Bartenstein verlässt die Politik

Martin Bartenstein sagt der Politik Ade. Der langjährige ÖVP-Minister und Schüssel-Gefolgsmann saß die letzten vier Jahre für die Volkspartei noch im Parlament – und will nun bei der Wahl kommendes Jahr nicht mehr antreten. Bartenstein will sich künftig ausschließlich um seine expandierende Pharmafirma kümmern.

Mittagsjournal, 13.11.2012

Weder Wehmut noch Erleichterung

Als Grenzgänger zwischen zwei Welten hat ihn sein Biograf vor zwei Jahren beschrieben. Eine Welt lässt der bald "Nur-mehr-Pharmaunternehmer" Bartenstein nächstes Jahr gänzlich hinter sich: "Das ist eine recht rationale Entscheidung, da ist nicht besonders viel Wehmut dabei, Erleichterung aber auch nicht. Mir geht's heute um nichts besser oder weniger gut als vor einer Woche", sagt Bartenstein heute am Rande der laufenden Parlamentssitzung.

EU-Höhepunkte

Der Steirer war 1991 bis 1994 Abgeordneter, anschließend kurz Staatssekretär und dann von 1995 bis 2008 Minister für Umwelt, Familien und Wirtschaft. Bartenstein war, wie man gemeinhin sagt, ein Architekt von Schwarz-Blau. Gut mit Jörg Haider, stets bestes Einvernehmen mit Wolfgang Schüssel, war Bartensteins Verhältnis zu nachfolgenden ÖVP-Chefs nicht unbedingt das engste. Was war seine politische Meisterleistung?
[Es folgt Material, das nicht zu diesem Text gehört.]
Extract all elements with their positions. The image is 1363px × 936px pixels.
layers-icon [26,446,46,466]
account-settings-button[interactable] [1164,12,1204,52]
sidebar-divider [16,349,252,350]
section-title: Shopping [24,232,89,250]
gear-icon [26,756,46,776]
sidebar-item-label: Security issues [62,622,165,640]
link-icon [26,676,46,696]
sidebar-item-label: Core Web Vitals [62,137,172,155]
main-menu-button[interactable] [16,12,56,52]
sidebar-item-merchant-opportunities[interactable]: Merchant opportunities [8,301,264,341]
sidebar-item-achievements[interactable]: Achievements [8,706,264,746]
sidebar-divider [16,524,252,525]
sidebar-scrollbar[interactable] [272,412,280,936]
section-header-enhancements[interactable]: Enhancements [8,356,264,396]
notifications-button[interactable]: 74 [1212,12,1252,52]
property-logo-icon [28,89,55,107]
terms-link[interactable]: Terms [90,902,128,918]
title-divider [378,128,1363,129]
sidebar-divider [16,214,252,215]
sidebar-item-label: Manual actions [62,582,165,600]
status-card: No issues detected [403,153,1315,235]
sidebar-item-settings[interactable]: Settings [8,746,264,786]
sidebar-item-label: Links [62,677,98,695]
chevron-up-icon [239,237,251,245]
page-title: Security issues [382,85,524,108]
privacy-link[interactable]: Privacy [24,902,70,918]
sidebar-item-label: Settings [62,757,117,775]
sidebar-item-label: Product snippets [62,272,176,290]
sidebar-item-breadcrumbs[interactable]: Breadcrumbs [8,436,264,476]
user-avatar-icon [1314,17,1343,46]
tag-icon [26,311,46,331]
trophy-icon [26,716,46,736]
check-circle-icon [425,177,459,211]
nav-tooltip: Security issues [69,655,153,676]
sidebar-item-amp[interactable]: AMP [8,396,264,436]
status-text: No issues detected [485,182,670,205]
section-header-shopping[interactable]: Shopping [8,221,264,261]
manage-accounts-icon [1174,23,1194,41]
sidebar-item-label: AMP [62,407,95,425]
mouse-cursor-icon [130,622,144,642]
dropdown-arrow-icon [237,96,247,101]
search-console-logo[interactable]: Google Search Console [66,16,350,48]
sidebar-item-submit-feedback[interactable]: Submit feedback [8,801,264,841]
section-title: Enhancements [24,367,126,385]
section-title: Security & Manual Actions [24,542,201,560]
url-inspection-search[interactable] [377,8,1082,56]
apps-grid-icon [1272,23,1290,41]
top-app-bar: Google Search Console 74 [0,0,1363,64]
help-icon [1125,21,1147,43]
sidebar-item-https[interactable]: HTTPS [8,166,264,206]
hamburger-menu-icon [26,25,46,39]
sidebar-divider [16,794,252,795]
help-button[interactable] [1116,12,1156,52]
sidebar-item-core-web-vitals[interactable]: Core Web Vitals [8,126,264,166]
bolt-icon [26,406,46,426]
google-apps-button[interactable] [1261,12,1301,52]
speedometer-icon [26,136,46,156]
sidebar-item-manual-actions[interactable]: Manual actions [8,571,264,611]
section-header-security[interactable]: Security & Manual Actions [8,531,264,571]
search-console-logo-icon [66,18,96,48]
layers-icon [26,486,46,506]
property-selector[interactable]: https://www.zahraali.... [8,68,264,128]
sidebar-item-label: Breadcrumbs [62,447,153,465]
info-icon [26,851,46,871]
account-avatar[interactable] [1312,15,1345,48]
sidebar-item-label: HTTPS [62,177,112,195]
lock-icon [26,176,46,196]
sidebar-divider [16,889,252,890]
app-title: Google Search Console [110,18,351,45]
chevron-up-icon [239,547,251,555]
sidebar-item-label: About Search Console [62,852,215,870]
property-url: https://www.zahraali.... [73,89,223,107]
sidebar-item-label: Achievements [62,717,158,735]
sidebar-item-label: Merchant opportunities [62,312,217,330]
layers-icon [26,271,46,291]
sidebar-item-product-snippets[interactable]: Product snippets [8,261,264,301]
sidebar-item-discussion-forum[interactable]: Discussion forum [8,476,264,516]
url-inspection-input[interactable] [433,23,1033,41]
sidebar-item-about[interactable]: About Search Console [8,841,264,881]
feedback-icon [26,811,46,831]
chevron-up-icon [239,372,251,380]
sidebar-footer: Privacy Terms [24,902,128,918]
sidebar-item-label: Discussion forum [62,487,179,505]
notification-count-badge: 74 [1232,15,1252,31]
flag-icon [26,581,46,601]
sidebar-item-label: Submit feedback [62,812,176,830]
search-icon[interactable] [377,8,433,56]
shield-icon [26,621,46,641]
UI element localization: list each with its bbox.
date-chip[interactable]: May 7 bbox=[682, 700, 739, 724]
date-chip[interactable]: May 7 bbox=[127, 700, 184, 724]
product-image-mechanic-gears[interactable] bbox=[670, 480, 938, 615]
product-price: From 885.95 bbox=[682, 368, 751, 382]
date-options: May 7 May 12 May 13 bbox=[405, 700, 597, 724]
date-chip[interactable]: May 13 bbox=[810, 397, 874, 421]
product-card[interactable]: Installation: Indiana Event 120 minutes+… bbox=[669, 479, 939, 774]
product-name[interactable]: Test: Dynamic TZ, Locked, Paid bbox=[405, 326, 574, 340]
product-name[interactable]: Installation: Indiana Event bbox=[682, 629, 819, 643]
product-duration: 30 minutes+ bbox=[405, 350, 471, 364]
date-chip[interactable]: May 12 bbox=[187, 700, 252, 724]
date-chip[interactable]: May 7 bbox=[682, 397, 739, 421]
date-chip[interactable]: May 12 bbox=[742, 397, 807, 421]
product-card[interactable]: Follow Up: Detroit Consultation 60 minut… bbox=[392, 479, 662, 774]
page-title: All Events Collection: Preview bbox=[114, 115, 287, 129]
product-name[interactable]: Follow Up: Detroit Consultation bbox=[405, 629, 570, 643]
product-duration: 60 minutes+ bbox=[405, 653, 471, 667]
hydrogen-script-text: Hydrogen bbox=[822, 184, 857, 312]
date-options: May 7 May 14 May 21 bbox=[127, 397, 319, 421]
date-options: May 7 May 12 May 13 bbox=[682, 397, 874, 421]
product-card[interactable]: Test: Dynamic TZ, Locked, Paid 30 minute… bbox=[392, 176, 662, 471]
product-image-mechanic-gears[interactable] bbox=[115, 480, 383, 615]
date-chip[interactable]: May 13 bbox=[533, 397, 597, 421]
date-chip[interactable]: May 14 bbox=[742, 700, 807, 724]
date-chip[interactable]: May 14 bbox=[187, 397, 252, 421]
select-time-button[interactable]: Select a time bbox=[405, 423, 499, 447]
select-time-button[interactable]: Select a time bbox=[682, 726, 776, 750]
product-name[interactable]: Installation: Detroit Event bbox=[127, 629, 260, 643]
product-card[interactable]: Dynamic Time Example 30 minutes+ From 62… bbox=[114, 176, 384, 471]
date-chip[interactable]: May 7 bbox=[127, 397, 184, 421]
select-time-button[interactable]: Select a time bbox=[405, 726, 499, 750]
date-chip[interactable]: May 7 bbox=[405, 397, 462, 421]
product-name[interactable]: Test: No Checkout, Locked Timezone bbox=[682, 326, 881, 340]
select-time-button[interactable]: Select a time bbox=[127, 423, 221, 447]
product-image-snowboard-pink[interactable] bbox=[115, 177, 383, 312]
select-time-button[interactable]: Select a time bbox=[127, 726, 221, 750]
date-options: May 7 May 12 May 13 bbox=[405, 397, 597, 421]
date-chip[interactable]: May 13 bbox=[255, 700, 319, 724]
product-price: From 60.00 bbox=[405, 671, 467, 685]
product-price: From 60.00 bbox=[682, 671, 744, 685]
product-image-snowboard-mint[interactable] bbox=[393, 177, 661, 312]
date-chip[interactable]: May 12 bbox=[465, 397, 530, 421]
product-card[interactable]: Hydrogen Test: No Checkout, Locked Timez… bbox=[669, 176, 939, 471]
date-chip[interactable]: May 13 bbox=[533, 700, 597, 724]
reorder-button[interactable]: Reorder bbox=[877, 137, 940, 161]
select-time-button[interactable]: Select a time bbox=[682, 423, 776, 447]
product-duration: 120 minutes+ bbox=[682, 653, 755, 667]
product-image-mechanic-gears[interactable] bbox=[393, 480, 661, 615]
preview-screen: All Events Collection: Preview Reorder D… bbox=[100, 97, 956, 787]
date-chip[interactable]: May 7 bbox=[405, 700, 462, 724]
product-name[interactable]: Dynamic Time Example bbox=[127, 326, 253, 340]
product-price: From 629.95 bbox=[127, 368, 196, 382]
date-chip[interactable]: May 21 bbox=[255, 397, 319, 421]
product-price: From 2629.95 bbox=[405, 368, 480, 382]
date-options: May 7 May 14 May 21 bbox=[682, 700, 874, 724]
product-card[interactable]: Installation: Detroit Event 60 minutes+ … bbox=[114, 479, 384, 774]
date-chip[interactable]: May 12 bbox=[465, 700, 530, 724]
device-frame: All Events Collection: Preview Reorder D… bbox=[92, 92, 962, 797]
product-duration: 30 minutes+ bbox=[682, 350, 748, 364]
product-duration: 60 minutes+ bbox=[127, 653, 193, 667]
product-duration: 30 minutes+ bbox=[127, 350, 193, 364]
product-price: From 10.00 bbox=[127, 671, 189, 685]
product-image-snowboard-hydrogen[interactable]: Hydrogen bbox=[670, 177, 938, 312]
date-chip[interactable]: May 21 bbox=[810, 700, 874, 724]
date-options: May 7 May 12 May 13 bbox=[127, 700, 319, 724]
Jedenfalls der Höhepunkt seiner politischen Tätigkeit sei die EU-Präsidentschaft und die EU-Dienstleistungsrichtlinie gewesen, die noch immer als eines der legistischen Großprojekte der EU gelte.

Bekleidungstechnische Pannen

Bilder von Bartenstein, die man nie vergisst: der damalige Wirtschaftsminister in landestypischer üppiger Tracht - bei einem Staatsbesuch in Kasachstan. Legendär wie auch diese Schuhgeschichte, die Bartenstein selbst heute als seine größte Panne zum Besten gibt: "Ich habe auf eine Petitesse, wie man das jetzt in deutschen Talkshows nennen würde, völlig falsch reagiert, nämlich dass ich bei einem Schuhkauf in einem Wiener Schuhgeschäft um einen Rabatt höflich gebeten habe, den ich in Graz im Rahmen dieser Kette sonst auch bekommen habe. Das ist dann völlig verfälscht aufgeblasen worden mit 'brüllender Minister und eingeschüchterte Verkäuferin'. Und ich wollte da durchtauchen und das war falsch."

Distanz zu aktueller Regierung

Das Wirken der aktuellen Regierung begleitete Bartenstein, aktuell Verkehrssprecher seiner Partei, interessiert-distanziert. Er lobt zum Beispiel die Regierungsklausur und deren Ergebnis. Ein Freund von Bundeskanzler Werner Faymann (SPÖ) war Bartenstein freilich nie und wird es vermutlich auch nimmer. Der ist ihm zu eng mit dem Boulevard.